When I was little, one of my favorite summertime activities was catching lightning bugs. I used to stand at attention in the dark until I spotted one close to me. Then I'd carefully cup my hands until I could grab one. With my hands still cupped, I'd peer down through my fingers to watch the little green glow flash in my palm. Sometimes, I'd deposit them into a jar. (Didn't we all do that? Don't we all now tell the same sad tale about the jar full of suffocated lightning bugs that gave their lives for our pleasure?) Sometimes I'd just catch them and release them and enjoy watching them light up around me. It was practically a rite of summer, the appearance of the lightning bugs as the weather warmed up. And we knew the summer was ending each year, when they disappeared again.
In California, at least where we lived in California, there were no lightning bugs. When the sun sank below the horizon, that's all there was: darkness. I missed a lot of things about the South in those days, and most of it was related to things that I associated with the summer: iced tea, fried okra, barbecue and yes, I missed the lightning bugs. But I grew accustomed to their absence. And when I moved back to the South a couple of years ago, I was delighted all over again to rediscover them. Unfortunately, we don't get as many in our neighborhood here as I remember having in my yard as a child, but we do still see them.

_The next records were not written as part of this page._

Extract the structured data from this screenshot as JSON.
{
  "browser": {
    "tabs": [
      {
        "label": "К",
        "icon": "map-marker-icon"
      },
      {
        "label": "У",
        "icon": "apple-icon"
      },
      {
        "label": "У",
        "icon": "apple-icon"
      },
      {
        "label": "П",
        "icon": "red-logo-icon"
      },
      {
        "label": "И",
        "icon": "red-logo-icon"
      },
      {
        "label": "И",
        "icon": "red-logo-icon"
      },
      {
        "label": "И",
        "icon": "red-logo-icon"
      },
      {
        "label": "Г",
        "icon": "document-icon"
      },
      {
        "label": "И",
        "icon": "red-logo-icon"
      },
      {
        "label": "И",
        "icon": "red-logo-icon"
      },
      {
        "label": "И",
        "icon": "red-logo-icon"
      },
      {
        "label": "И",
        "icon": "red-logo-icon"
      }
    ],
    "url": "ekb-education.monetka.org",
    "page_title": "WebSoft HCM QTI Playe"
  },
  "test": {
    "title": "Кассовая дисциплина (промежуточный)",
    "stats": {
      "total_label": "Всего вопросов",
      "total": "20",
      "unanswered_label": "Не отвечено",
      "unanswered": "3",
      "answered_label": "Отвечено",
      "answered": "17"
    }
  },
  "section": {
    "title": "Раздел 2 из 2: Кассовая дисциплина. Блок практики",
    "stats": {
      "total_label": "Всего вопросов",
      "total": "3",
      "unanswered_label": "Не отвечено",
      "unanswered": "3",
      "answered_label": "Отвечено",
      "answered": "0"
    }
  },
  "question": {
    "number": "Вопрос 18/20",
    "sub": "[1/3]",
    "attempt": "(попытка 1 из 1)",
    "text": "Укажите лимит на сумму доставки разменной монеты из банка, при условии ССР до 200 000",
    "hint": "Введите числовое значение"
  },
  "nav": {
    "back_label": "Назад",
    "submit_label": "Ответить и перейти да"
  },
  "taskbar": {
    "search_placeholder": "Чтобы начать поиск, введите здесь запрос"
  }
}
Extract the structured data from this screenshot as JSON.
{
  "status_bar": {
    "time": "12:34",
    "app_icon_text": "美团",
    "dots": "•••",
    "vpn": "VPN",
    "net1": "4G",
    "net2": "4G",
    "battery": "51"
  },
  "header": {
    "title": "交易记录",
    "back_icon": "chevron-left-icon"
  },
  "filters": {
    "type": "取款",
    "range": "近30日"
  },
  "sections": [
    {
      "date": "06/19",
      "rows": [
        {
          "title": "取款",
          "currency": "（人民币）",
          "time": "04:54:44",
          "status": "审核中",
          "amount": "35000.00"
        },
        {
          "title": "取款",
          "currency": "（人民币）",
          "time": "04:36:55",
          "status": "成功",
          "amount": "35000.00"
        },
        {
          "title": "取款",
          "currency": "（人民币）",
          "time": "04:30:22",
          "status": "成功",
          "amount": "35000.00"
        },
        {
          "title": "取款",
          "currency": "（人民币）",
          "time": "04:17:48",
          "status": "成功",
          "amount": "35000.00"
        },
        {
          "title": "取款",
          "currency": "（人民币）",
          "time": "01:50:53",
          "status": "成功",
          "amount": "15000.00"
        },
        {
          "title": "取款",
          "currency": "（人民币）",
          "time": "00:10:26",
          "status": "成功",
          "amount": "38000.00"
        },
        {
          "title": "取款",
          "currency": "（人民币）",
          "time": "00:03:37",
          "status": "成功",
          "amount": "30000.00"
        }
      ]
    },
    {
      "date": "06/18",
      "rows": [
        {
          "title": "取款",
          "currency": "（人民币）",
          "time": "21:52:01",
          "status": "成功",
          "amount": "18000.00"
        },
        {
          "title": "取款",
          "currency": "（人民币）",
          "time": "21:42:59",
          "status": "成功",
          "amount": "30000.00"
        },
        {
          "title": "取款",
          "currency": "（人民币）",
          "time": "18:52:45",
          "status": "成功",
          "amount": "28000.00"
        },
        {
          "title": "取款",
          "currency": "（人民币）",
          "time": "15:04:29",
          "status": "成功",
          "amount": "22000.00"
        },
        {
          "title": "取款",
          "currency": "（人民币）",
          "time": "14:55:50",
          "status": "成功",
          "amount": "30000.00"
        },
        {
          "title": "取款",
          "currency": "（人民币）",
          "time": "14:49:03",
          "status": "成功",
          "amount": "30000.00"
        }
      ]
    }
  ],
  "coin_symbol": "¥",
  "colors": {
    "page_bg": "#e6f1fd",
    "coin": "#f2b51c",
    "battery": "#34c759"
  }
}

This summer, William's finally old enough to not only appreciate them for their fleeting beauty but also to try to catch some himself. In fact, he and his friend Leland were chasing after them at Cheekwood last night; we had taken them to hear a musician play in the gardens while we had a picnic supper. After the musician packed up his banjo and his ukelele (why, yes, it was a kiddie show, however did you guess?), the sky began to darken. And sure enough, little fluorescent dots began to flicker all over the vast expanse of green lawn. Sweaty from dancing, William tried to chase after a few lightning bugs. He wasn't quite quick enough and had to be satisfied with letting his dad trap a few for him to study. But I feel confident that he'll be catching them himself by the time the summer ends.